Saying it now has a lineup of products to cover its target markets, York, Pa.-based Unilife said it’s looking to lower its operating expenses by cutting its R&D spend by 25% to 30% and reducing its sales, general & administrative costs by about 20%. Earlier this month Unilife tapped Morgan Stanley to help it evaluate “strategic alternatives.”
“This cost reduction and realignment will enable us to dedicate resources to support customer ramp schedules under existing supply agreements, and enter into additional strategic relationships that represent attractive opportunities for growth. Active programs and discussions with all previously disclosed strategic customers are moving forward favorably,” chairman & CEO Alan Shortall said in prepared remarks.
The company reported 4th-quarter losses of -$26.1 million, or -22¢ per share, on sales of $3.5 million for the 3 months ended June 30. Compared with the same period last year, that’s a 71.0% increase in red ink, on a -47.2% sales slide. Adjusted to exclude 1-time items, losses per share were -16¢, missing analysts’ consensus on The Street by 2¢. Analysts had also forecast sales of $5.8 million.

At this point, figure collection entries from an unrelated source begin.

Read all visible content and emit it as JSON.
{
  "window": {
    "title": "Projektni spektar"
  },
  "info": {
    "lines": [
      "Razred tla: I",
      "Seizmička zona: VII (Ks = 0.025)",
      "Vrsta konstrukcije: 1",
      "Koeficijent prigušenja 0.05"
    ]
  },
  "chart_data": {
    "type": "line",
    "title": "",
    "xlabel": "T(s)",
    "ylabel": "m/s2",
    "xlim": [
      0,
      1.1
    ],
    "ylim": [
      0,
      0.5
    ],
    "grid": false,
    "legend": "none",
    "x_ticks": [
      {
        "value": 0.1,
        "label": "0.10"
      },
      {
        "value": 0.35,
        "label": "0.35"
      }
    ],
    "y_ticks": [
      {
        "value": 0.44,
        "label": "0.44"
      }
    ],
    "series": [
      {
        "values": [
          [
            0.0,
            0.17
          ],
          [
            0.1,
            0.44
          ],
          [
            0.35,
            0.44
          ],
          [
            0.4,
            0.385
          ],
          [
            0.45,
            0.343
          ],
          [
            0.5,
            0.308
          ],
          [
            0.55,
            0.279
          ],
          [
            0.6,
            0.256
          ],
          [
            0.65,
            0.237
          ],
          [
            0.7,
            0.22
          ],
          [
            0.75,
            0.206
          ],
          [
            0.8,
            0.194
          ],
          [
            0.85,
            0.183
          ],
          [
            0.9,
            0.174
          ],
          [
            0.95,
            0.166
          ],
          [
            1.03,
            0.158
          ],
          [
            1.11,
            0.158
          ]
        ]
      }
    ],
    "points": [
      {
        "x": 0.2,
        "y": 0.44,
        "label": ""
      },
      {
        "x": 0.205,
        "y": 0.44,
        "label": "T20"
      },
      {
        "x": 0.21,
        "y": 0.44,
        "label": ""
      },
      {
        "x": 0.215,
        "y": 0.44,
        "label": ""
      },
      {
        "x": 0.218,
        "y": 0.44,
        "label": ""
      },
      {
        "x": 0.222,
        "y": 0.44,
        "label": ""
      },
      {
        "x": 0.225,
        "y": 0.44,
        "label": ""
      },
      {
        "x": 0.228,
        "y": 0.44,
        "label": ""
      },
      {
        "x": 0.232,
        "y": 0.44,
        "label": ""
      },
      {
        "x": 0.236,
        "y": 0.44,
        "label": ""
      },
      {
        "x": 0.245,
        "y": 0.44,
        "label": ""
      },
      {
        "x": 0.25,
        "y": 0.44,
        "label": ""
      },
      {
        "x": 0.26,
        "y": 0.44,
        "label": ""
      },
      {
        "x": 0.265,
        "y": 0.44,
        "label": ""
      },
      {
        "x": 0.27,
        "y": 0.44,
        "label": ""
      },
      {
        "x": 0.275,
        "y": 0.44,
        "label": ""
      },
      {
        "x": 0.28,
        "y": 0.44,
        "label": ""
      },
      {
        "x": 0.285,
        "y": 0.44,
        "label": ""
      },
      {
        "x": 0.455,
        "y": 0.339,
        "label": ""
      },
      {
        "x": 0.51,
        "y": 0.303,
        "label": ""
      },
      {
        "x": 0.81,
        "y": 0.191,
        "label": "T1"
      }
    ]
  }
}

For the full year, Unilife reported losses of -$90.8 million, or -81¢ per share, on sales of $52.5 million, representing a 56.9% increase in losses despite sales growth of 53.9%, compared with fiscal 2014.
“Cash receipts during fiscal 2016 are expected to remain lumpy due to the milestone-based nature of these existing programs, and the timing as to when additional upcoming agreements are formalized. While there is potential to receive upfront or exclusivity fees associated with some of these upcoming agreements, we expect that existing and future customization programs will continue to represent the majority of our cash receipts this fiscal year. Product shipments from device platforms including prefilled syringes and wearable injectors will also gradually increase this fiscal year to support customer timelines for commercial rollout and clinical drug trials, and become more meaningful as programs advance through the start of fiscal 2017 and beyond,” Shortall said.
UNIS shares closed down -2.9% at $1.32 apiece yesterday and slid a further -6.1% to $1.24 each in after-hours trading.